Grecia no sufre por un exceso de Europa

Nunca como en esta crisis de la deuda soberana se había visto un contraste tan profundo entre la lucidez de los análisis que nos dicen lo que hay que hacer y la falta de voluntad y liderazgo para hacerlo. La contundencia de los comentaristas que afirman que ni Grecia ni ninguno de los países en apuros saldremos de esta con una estrategia equivocada (la anorexia fiscal) solo resulta emparejada por la impotencia de Europa a la hora de intentar otra cosa.
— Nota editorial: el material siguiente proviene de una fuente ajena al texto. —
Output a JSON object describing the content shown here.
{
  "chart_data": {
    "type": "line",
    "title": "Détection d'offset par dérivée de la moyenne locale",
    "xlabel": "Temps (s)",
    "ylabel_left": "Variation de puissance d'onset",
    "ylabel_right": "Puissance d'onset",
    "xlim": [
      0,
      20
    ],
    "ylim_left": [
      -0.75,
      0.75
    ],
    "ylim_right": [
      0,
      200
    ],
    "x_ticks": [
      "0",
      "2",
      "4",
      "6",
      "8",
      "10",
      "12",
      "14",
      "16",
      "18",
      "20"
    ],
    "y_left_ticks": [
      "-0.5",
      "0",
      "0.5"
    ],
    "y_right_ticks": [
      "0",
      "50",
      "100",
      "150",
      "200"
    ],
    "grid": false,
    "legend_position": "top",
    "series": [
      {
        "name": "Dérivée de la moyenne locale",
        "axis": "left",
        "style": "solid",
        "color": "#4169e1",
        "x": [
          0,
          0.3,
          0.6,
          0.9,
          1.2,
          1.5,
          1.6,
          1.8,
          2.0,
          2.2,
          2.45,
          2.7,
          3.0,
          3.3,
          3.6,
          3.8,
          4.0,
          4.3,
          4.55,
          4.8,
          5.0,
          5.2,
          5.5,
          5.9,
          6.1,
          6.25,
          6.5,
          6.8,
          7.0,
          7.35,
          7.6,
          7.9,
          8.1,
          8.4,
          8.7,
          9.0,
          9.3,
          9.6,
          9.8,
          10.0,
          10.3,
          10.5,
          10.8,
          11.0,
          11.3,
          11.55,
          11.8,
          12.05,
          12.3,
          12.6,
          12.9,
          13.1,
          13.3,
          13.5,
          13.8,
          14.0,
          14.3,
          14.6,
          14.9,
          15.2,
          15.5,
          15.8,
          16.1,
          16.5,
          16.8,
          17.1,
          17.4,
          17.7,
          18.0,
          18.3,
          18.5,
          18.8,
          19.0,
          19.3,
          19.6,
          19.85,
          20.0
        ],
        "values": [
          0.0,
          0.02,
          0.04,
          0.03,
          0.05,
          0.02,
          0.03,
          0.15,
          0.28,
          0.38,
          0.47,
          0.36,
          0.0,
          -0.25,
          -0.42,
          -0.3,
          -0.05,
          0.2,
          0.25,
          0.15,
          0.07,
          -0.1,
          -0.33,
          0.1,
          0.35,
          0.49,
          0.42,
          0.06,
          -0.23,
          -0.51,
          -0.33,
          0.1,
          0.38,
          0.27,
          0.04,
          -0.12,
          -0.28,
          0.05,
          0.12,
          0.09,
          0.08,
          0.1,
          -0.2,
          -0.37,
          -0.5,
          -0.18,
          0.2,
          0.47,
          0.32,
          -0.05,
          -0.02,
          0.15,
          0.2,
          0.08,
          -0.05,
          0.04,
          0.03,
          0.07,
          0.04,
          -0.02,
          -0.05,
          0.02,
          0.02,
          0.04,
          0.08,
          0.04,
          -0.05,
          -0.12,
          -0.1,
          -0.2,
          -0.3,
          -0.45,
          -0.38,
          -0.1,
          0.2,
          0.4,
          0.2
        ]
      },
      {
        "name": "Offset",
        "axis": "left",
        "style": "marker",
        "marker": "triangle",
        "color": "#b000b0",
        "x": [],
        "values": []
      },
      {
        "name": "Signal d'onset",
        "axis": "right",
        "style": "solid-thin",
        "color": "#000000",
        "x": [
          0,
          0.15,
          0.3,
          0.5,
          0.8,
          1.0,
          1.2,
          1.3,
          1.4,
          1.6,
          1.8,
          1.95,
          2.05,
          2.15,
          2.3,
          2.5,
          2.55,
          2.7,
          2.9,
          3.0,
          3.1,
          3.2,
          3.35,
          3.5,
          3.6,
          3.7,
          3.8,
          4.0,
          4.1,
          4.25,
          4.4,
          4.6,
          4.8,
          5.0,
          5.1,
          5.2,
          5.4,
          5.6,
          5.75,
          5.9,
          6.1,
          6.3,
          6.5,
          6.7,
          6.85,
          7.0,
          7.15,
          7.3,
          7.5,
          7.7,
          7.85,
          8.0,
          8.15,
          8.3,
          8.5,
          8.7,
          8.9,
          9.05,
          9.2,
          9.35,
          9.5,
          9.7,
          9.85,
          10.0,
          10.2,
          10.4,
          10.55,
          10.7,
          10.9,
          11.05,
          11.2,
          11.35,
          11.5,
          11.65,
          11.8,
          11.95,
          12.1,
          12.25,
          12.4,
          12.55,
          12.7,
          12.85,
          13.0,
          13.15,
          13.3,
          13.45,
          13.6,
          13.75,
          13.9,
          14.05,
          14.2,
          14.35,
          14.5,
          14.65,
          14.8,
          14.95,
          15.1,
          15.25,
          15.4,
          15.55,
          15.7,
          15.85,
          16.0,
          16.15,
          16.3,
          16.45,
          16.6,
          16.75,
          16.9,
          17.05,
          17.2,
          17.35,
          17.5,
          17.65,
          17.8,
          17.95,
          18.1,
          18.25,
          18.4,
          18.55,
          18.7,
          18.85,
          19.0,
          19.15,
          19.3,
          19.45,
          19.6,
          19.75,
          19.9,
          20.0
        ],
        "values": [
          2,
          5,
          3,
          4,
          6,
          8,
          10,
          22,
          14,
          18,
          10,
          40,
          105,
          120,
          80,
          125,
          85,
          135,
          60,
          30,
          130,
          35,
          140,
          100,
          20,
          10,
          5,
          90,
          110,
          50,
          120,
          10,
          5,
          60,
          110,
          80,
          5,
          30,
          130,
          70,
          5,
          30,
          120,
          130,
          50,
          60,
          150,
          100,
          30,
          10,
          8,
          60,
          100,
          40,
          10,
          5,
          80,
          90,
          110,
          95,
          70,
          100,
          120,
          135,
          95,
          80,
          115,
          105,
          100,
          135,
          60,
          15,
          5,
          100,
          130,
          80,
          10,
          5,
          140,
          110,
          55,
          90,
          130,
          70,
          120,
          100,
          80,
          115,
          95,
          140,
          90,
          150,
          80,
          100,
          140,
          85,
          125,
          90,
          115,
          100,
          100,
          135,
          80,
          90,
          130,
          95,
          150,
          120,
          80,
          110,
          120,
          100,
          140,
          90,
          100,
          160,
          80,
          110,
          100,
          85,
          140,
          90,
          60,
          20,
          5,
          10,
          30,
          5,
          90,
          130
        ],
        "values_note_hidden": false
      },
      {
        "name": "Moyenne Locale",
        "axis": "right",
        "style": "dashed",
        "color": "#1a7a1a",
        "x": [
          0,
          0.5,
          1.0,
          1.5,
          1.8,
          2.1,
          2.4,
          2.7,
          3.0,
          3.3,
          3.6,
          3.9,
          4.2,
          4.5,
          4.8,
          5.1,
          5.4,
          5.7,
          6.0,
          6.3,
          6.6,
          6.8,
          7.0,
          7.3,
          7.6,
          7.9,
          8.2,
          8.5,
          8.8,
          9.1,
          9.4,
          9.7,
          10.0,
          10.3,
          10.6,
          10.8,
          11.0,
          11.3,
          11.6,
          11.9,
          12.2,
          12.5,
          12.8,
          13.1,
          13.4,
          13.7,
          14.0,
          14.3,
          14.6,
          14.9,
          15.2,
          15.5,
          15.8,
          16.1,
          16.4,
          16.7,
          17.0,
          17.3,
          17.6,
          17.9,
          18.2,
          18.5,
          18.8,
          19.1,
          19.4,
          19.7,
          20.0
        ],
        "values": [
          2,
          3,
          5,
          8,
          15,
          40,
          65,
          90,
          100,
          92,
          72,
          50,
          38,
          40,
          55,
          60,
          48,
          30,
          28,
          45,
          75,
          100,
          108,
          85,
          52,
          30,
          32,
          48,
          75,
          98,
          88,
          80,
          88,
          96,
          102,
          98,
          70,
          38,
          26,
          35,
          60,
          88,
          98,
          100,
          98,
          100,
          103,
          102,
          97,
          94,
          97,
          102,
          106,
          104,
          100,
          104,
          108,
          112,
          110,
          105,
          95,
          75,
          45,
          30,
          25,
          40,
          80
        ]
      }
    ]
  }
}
Parte de la discusión orbita en las dificultades impuestas por Alemania. El Gobierno de Merkel, condicionado por las inestabilidades de su coalición y por la creciente hostilidad de los medios y de la opinión pública alemana contra los pecados fiscales de los países periféricos, se opone a un tesoro europeo y una eventual agencia de deuda capaz de emitir eurobonos para defender el euro frente a los especuladores. Resulta difícil negar la responsabilidad de Alemania. No solo porque no es pensable que una decisión europea sea decidida sin Alemania, no digamos ya contra Alemania. También porque Alemania ha conseguido remontar esta larga crisis del año 2008, relanzando sus exportaciones y manteniendo diferenciales de crecimiento y empleo, en un contexto en que casi todos los demás socios de la zona euro se despeñaban.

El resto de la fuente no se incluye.